Варвара Мадоши Кто убил Карла Романьо?
Наверное, я бы не так расстроился, когда молва обвинила меня в убийстве Карла Романьо, — с кем не бывает в конце концов — если бы не был готов отдать за него жизнь.
Нужно быть последним хамом, невежей и недальновидным идиотом, чтобы пожелать смерти человеку, без кого половина твоих опытов в области актуализации древнеирландских эльфийских печатей заглохнет сама собой.
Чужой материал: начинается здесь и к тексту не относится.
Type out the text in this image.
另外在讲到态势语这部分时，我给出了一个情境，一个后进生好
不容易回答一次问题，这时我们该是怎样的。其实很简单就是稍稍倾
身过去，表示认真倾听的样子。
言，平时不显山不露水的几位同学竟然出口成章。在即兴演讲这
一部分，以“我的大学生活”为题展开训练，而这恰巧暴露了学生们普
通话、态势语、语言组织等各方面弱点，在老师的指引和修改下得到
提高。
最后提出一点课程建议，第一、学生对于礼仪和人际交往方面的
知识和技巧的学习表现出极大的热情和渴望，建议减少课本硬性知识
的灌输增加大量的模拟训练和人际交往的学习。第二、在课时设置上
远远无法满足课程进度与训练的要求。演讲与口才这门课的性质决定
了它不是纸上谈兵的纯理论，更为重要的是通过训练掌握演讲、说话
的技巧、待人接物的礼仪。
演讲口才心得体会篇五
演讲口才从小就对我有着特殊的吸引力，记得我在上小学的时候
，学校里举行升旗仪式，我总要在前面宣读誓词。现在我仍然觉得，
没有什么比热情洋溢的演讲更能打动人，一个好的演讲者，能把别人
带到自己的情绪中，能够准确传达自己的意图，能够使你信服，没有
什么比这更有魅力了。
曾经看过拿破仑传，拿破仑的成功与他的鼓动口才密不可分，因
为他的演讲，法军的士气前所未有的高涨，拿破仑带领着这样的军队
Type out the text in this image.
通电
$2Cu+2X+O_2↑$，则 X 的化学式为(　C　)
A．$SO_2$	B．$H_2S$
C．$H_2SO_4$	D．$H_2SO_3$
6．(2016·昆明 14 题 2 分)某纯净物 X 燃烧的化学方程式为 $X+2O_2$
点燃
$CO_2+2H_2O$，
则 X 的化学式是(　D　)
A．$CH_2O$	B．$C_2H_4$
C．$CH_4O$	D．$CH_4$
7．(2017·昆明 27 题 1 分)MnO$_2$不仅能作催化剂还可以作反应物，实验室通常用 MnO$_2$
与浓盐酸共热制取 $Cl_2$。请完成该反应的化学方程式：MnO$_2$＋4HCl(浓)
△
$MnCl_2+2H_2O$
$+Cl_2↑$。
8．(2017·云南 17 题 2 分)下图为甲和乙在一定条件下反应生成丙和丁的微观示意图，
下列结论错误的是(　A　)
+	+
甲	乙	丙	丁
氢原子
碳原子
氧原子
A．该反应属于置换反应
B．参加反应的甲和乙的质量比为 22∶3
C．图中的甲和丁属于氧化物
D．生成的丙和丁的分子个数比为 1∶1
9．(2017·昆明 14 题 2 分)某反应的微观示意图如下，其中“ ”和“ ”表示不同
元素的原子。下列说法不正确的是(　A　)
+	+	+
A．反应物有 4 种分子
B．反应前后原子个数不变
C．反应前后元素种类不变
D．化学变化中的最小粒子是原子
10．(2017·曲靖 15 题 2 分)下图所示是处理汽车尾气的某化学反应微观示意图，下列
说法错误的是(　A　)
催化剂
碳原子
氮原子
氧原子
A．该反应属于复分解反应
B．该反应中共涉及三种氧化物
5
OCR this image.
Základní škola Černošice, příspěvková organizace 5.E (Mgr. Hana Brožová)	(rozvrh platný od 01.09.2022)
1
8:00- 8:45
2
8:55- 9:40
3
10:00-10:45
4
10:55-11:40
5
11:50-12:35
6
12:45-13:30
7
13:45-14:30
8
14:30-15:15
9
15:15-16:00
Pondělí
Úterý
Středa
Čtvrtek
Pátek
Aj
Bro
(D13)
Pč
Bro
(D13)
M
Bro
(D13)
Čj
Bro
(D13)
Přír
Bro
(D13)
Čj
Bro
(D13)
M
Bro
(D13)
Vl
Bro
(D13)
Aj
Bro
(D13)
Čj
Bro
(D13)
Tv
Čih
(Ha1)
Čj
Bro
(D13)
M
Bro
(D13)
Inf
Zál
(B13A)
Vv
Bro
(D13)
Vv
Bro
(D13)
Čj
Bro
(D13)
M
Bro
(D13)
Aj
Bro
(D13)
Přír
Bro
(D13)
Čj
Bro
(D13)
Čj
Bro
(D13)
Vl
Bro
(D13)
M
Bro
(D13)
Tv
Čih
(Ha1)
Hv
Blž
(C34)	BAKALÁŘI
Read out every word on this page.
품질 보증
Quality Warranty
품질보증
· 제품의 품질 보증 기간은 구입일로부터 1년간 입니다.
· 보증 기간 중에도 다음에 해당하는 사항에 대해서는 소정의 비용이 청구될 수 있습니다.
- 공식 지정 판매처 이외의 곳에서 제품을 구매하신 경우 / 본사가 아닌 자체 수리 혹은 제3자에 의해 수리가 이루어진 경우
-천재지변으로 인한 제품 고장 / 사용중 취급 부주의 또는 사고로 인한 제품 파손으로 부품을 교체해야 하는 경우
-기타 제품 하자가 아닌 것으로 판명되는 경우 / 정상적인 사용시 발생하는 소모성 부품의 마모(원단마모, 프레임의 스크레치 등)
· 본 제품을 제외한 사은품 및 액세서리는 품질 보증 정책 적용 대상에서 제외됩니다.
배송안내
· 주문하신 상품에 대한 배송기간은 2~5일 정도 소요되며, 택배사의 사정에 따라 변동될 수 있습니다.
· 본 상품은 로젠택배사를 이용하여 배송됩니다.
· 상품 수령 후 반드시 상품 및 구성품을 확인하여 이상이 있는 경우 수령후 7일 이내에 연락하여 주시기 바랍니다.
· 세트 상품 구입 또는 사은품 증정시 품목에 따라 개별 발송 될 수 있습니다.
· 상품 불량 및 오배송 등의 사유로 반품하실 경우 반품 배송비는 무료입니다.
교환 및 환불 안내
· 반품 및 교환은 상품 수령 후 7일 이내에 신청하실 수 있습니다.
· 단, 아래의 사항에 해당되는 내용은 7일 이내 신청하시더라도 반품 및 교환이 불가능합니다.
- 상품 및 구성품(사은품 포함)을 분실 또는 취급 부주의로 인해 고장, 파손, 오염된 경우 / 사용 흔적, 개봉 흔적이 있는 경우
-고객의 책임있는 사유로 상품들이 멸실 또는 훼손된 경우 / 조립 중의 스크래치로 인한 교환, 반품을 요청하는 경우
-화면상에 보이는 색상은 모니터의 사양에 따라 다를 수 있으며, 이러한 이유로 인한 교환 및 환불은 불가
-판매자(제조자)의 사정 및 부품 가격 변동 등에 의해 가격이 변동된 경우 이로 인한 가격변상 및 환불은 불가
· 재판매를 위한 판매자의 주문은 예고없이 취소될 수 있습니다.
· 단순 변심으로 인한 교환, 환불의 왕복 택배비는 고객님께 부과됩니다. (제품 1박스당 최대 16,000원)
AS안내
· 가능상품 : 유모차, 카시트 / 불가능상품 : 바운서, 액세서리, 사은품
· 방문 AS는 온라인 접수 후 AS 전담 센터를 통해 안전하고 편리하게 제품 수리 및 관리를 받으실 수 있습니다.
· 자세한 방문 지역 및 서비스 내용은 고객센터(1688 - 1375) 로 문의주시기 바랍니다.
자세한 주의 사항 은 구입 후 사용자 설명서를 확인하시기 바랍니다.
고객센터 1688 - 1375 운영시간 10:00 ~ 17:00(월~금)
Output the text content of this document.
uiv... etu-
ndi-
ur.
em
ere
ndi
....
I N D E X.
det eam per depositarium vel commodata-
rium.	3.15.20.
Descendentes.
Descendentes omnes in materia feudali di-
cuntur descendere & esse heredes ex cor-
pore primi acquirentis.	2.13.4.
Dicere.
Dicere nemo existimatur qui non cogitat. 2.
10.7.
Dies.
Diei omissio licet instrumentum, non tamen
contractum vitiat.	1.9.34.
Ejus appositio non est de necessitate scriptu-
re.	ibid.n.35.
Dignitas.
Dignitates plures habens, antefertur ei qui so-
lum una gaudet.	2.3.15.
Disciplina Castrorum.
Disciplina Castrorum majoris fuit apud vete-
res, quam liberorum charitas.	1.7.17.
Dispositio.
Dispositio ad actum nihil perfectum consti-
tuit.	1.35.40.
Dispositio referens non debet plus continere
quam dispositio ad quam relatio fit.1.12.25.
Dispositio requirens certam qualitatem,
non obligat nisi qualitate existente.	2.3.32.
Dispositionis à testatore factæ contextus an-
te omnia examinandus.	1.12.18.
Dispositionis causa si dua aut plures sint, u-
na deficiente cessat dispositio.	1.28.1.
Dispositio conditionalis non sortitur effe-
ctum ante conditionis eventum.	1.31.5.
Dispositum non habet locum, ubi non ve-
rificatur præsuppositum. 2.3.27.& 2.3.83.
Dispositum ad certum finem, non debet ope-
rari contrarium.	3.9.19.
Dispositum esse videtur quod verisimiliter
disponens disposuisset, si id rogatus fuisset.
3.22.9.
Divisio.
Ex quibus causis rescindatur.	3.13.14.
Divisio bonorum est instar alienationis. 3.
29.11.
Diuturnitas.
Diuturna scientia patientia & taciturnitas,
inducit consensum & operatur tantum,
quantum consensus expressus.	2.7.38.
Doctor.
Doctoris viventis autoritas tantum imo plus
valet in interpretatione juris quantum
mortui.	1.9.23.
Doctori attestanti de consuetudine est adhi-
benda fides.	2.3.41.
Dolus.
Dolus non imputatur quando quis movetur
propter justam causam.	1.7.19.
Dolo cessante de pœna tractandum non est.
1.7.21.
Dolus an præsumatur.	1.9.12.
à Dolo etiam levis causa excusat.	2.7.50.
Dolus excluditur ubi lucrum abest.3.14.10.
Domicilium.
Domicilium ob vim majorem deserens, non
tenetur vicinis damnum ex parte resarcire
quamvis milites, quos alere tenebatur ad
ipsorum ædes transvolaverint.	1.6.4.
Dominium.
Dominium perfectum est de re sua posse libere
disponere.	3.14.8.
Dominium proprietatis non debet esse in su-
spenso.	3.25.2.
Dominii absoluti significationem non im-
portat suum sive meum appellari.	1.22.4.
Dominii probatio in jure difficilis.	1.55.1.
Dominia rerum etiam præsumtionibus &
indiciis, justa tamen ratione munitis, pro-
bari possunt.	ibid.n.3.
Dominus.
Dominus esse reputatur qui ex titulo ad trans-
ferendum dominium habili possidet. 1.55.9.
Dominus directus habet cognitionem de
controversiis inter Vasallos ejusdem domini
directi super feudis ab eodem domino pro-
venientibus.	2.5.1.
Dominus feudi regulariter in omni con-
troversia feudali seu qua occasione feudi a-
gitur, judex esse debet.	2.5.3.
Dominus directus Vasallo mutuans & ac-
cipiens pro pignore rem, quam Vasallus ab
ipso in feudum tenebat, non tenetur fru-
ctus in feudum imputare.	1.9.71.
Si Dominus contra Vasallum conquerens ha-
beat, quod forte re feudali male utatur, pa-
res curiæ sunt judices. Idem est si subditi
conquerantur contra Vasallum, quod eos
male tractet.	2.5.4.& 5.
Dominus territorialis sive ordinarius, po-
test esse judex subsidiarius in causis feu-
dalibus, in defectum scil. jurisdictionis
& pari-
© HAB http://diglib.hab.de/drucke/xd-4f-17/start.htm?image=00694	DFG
Нет справедливости ни на земле, ни в небесах, если кто-то вздумает поддерживать подобную ложь!
Примерно это я и выговаривал, не в силах владеть собой, высокому консилиуму в составе наших с Карлом жен… то есть, прошу прощения, моей жены, фрау Терезы фон Геллерт, и жены Карла, баронессы Романьо, чье имя никто из нас произнести не мог. Мы ласково называли ее Хугга.
— Дорогой, оставьте вашу экспрессию, — со свойственной ей практичностью сказала моя супруга. — Вы говорили с Арнольдом?
— Ах, говорил! — вскричал я и нечаянно сбил рукавом парадного камзола голубую фарфоровую вазу с ирисами. Ваза упала, разлетелась на осколки, что дало мне повод отрешенно подумать о бренности человеческой жизни.
Тереза хладнокровно подобрала юбки — вылившаяся вода подступила к ним опасно близко — и залезла на оттоманку с ногами.
— Что он сказал? — терпеливо спросила она.
— Пожаловался на погоду, — съязвил я и тут же вспылил. — Разумеется, он сказал, что ничего не может сделать, раз не было официального обвинения! Со слухами бороться, мол, он не умеет… Как будто мы не знаем!
— Вполне возможно, он и впрямь бессилен, — рассудительно произнесла Тереза. — Разве если Хугга выступит с официальным опровержением…
Мы оба посмотрели на Хуггу. Она в вольготной позе — благо, просторное кожаное одеяние это позволяло — развалилась на оттоманке, ничуть не беспокоясь, что ее босые ступни покоятся в луже гниловатой воды, и в целом являла собой образ, максимально далекий от обстановки нашей изящной гостиной.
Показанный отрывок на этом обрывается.